FOR THE PLANTAIN CHIPS:
Ingredients:
FOR THE JAMAICAN JERK CHICKEN CHILI:- 2 – 2 1/2 pounds boneless, skinless chicken breasts or thighs
- 8 sprigs green onion, plus more, to top
- 1 large white onion, diced
- 3 bell peppers, diced (I like to use one red, one green, and one yellow)
- 1 habanero pepper, finely minced
- 1 (15 ounce) can kidney beans
- 1 (15 ounce) can black beans
- 1 (28 ounce) can crushed tomatoes
- 6 cloves garlic, minced
- 1 cup mild jamaican jerk marinade
- 1/4 cup low sodium soy sauce
- 1 tablespoon brown sugar
- 2 teaspoons kosher salt
- 2 teaspoons dried thyme
- 2 teaspoons cumin
- 2 teaspoons ground allspice
- 1 teaspoon black pepper
- 1/2 teaspoon cinnamon
- Juice of 3 limes
- 1/4 cup chopped cilantro
- Shredded cheddar cheese, to top
- Sliced avocado, to top
FOR THE PLANTAIN CHIPS:
- 3 large unripe (green) plantains
- Vegetable oil, for frying
- Coarse sea salt
Instructions:
- Combine the chicken, onions, peppers, beans, crushed tomato, garlic, jamaican jerk marinade, soy sauce, salt, brown sugar, thyme, cumin, allspice, black pepper, and cinnamon in a large slow cooker.
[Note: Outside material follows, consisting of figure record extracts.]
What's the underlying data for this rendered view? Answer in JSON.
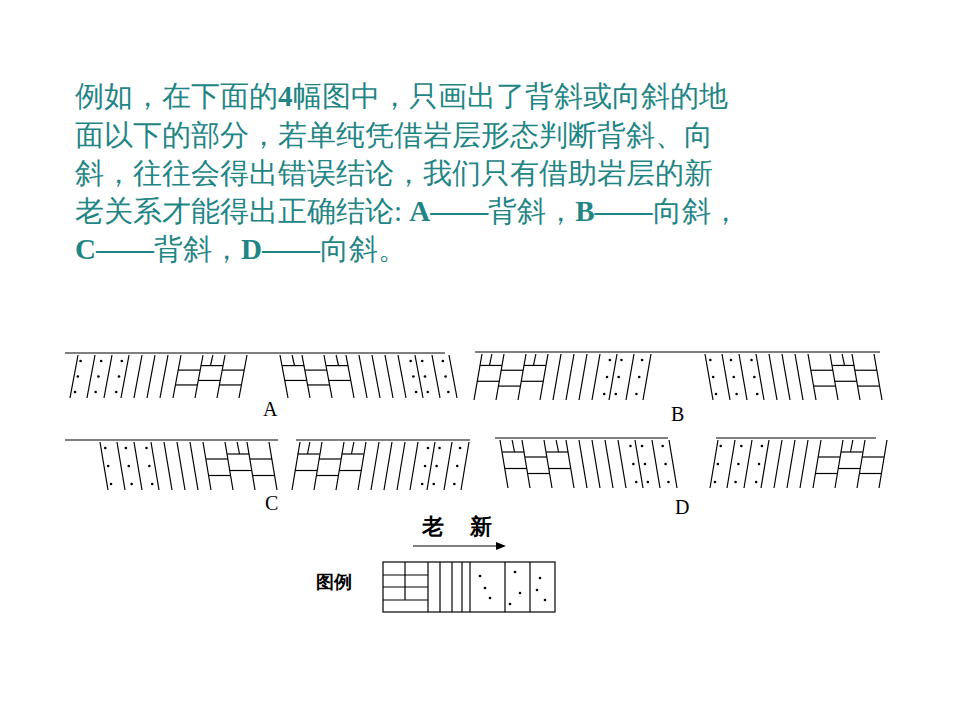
{
  "diagram": {
    "labels": [
      "例如，在下面的4幅图中，只画出了背斜或向斜的地",
      "面以下的部分，若单纯凭借岩层形态判断背斜、向",
      "斜，往往会得出错误结论，我们只有借助岩层的新",
      "老关系才能得出正确结论: A——背斜，B——向斜，",
      "C——背斜，D——向斜。",
      "A",
      "B",
      "C",
      "D",
      "老",
      "新",
      "图例"
    ]
  }
}
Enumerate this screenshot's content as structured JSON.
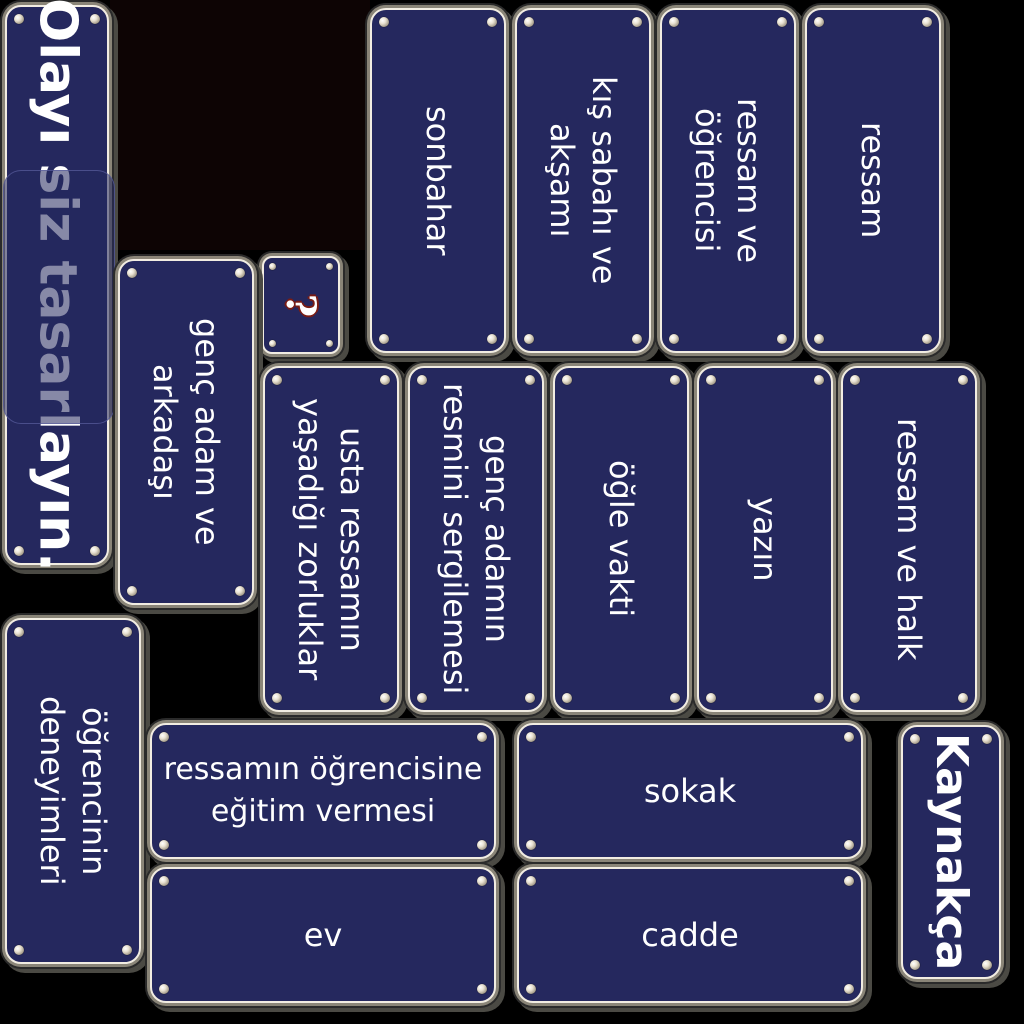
{
  "cards": {
    "title": "Olayı siz tasarlayın.",
    "help": "?",
    "sonbahar": "sonbahar",
    "kis": "kış sabahı ve akşamı",
    "ogrenci": "ressam ve öğrencisi",
    "ressam": "ressam",
    "arkadas": "genç adam ve arkadaşı",
    "zorluklar": "usta ressamın yaşadığı zorluklar",
    "sergi": "genç adamın resmini sergilemesi",
    "ogle": "öğle vakti",
    "yazin": "yazın",
    "halk": "ressam ve halk",
    "deneyim": "öğrencinin deneyimleri",
    "egitim": "ressamın öğrencisine eğitim vermesi",
    "sokak": "sokak",
    "kaynakca": "Kaynakça",
    "ev": "ev",
    "cadde": "cadde"
  },
  "colors": {
    "card_fill": "#25285e",
    "card_border": "#f2ede2",
    "text": "#ffffff",
    "help_mark_outline": "#7a1c14",
    "background": "#000000"
  }
}
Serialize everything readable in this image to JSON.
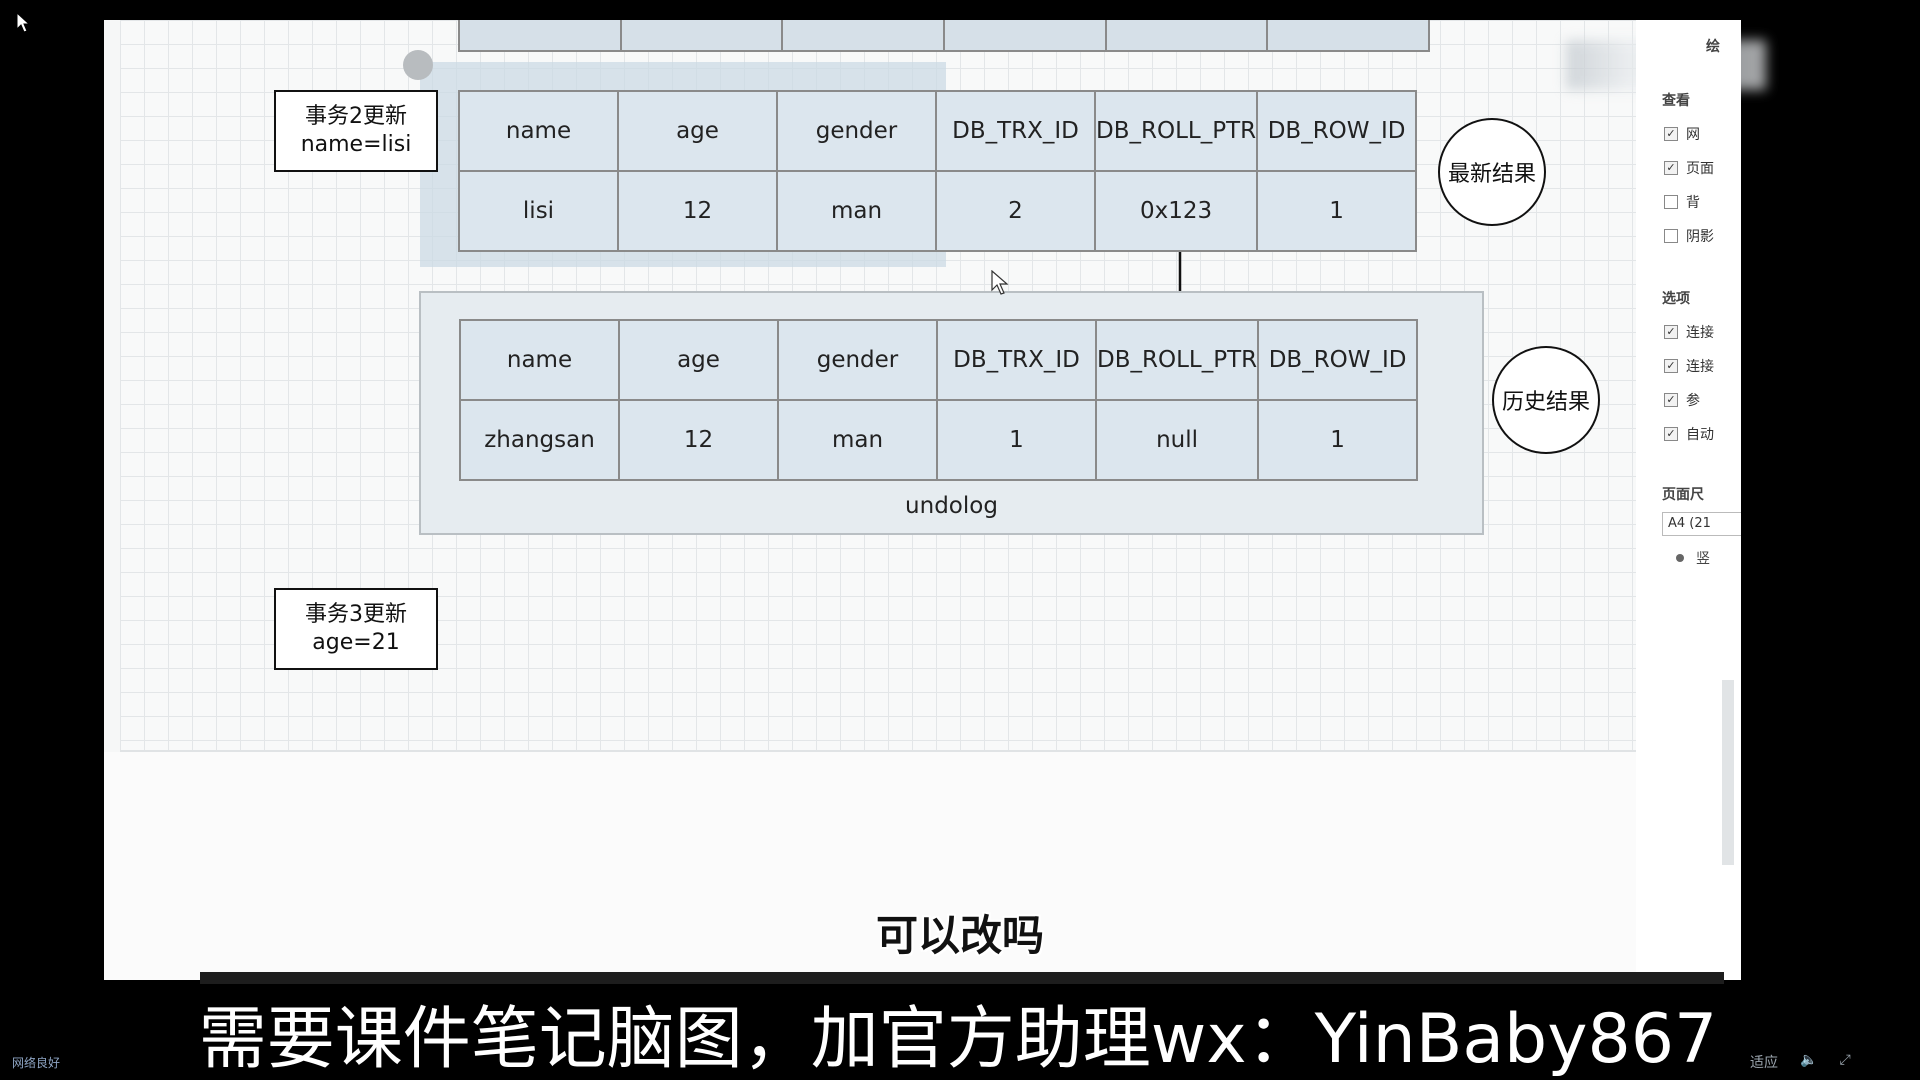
{
  "canvas": {
    "notes": [
      {
        "title": "事务2更新",
        "detail": "name=lisi"
      },
      {
        "title": "事务3更新",
        "detail": "age=21"
      }
    ],
    "latest_table": {
      "headers": [
        "name",
        "age",
        "gender",
        "DB_TRX_ID",
        "DB_ROLL_PTR",
        "DB_ROW_ID"
      ],
      "row": [
        "lisi",
        "12",
        "man",
        "2",
        "0x123",
        "1"
      ]
    },
    "history_table": {
      "headers": [
        "name",
        "age",
        "gender",
        "DB_TRX_ID",
        "DB_ROLL_PTR",
        "DB_ROW_ID"
      ],
      "row": [
        "zhangsan",
        "12",
        "man",
        "1",
        "null",
        "1"
      ]
    },
    "undolog_label": "undolog",
    "badges": {
      "latest": "最新结果",
      "history": "历史结果"
    }
  },
  "side_panel": {
    "header_fragment": "绘",
    "view_heading": "查看",
    "view_items": [
      {
        "label": "网",
        "checked": true
      },
      {
        "label": "页面",
        "checked": true
      },
      {
        "label": "背",
        "checked": false
      },
      {
        "label": "阴影",
        "checked": false
      }
    ],
    "options_heading": "选项",
    "option_items": [
      {
        "label": "连接",
        "checked": true
      },
      {
        "label": "连接",
        "checked": true
      },
      {
        "label": "参",
        "checked": true
      },
      {
        "label": "自动",
        "checked": true
      }
    ],
    "page_size_heading": "页面尺",
    "page_size_value": "A4 (21",
    "radio_label": "竖"
  },
  "overlay": {
    "subtitle": "可以改吗",
    "caption": "需要课件笔记脑图，加官方助理wx：YinBaby867"
  },
  "status": {
    "left_text": "网络良好",
    "right_text": "适应"
  },
  "icons": [
    "mouse-cursor-icon",
    "arrow-down-icon",
    "speaker-icon",
    "fullscreen-icon"
  ]
}
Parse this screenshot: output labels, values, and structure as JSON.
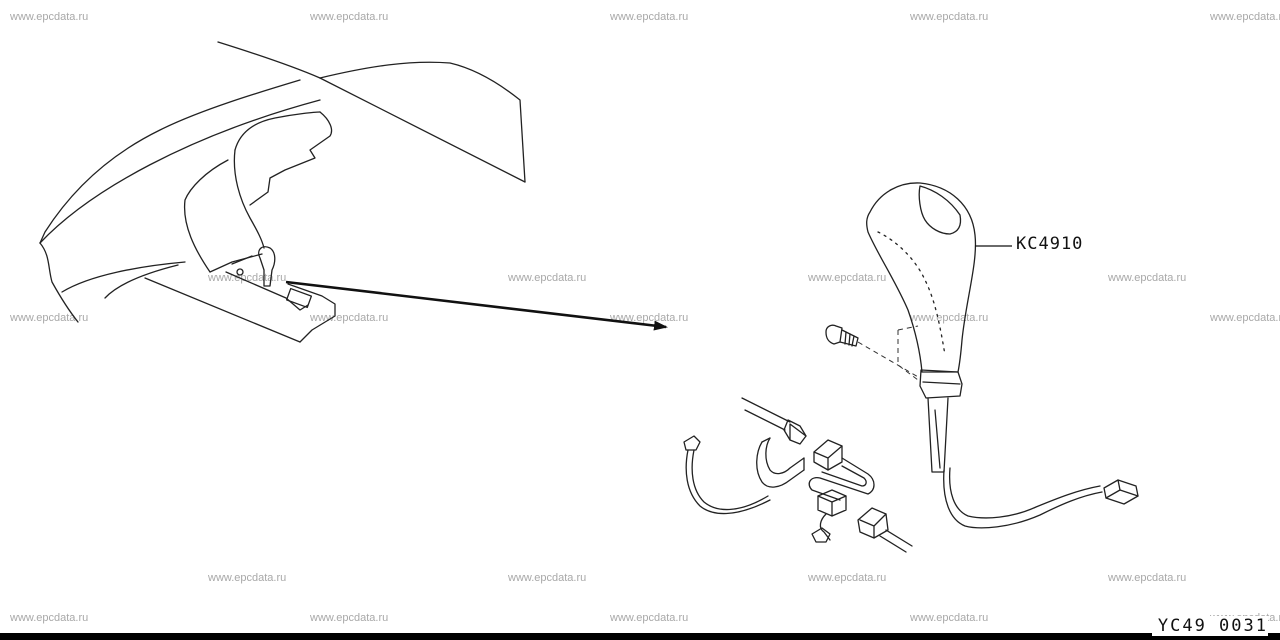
{
  "watermark": "www.epcdata.ru",
  "callout": {
    "part_number": "KC4910"
  },
  "figure_code": "YC49  0031"
}
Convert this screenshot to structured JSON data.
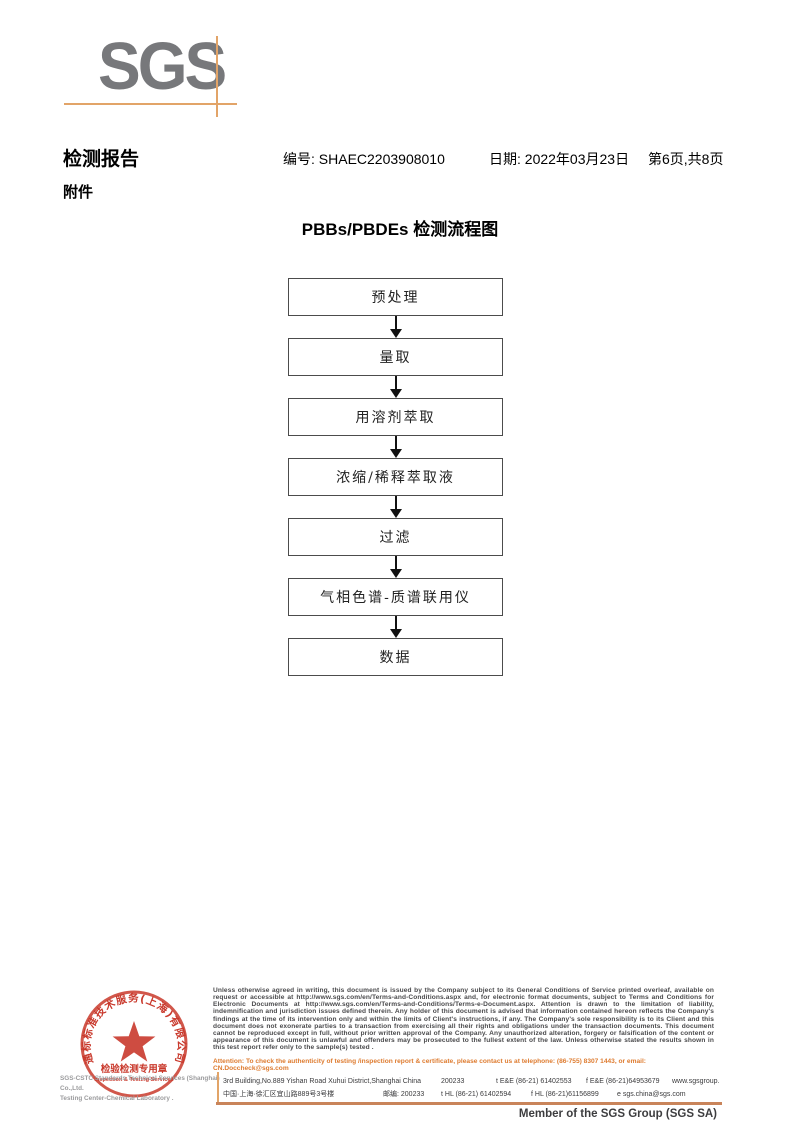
{
  "logo": {
    "text": "SGS"
  },
  "header": {
    "report_title": "检测报告",
    "report_no": "编号: SHAEC2203908010",
    "date": "日期: 2022年03月23日",
    "page_info": "第6页,共8页",
    "attachment_label": "附件"
  },
  "flowchart": {
    "title": "PBBs/PBDEs 检测流程图",
    "steps": [
      "预处理",
      "量取",
      "用溶剂萃取",
      "浓缩/稀释萃取液",
      "过滤",
      "气相色谱-质谱联用仪",
      "数据"
    ]
  },
  "stamp": {
    "arc_text": "通标标准技术服务(上海)有限公司",
    "inner_line1": "检验检测专用章",
    "inner_line2": "Inspection & Testing Services",
    "red": "#c9392c"
  },
  "footer": {
    "company_line1": "SGS-CSTC Standards Technical Services (Shanghai) Co.,Ltd.",
    "company_line2": "Testing Center-Chemical Laboratory .",
    "legal_text": "Unless otherwise agreed in writing, this document is issued by the Company subject to its General Conditions of Service printed overleaf, available on request or accessible at http://www.sgs.com/en/Terms-and-Conditions.aspx and, for electronic format documents, subject to Terms and Conditions for Electronic Documents at http://www.sgs.com/en/Terms-and-Conditions/Terms-e-Document.aspx. Attention is drawn to the limitation of liability, indemnification and jurisdiction issues defined therein. Any holder of this document is advised that information contained hereon reflects the Company's findings at the time of its intervention only and within the limits of Client's instructions, if any. The Company's sole responsibility is to its Client and this document does not exonerate parties to a transaction from exercising all their rights and obligations under the transaction documents. This document cannot be reproduced except in full, without prior written approval of the Company. Any unauthorized alteration, forgery or falsification of the content or appearance of this document is unlawful and offenders may be prosecuted to the fullest extent of the law. Unless otherwise stated the results shown in this test report refer only to the sample(s) tested .",
    "attention_text": "Attention: To check the authenticity of testing /inspection report & certificate, please contact us at telephone: (86-755) 8307 1443, or email: CN.Doccheck@sgs.com",
    "address": {
      "line1_en": "3rd Building,No.889 Yishan Road Xuhui District,Shanghai China",
      "line1_postal": "200233",
      "line1_tel": "t E&E (86-21) 61402553",
      "line1_fax": "f E&E (86-21)64953679",
      "line1_web": "www.sgsgroup.com.cn",
      "line2_cn": "中国·上海·徐汇区宜山路889号3号楼",
      "line2_postal": "邮编: 200233",
      "line2_tel": "t HL (86-21) 61402594",
      "line2_fax": "f HL (86-21)61156899",
      "line2_email": "e  sgs.china@sgs.com"
    },
    "member_text": "Member of the SGS Group (SGS SA)",
    "accent_orange": "#e2a468",
    "accent_brown": "#c9845a"
  }
}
Stir gently to ensure that the spices are distributed.
- Cover the slow cooker and cook on low for 6-8 hours, or on high for 4 hours. In the mean time, make the plantain chips.
- Cut off the ends of the plantains and cut shallow, vertical slits in each side of the skin of each plantain. Microwave for 1 minute at 50 percent power. Pull off the peel of each plantain, and then slice into 1/8″ thick slices using a mandoline.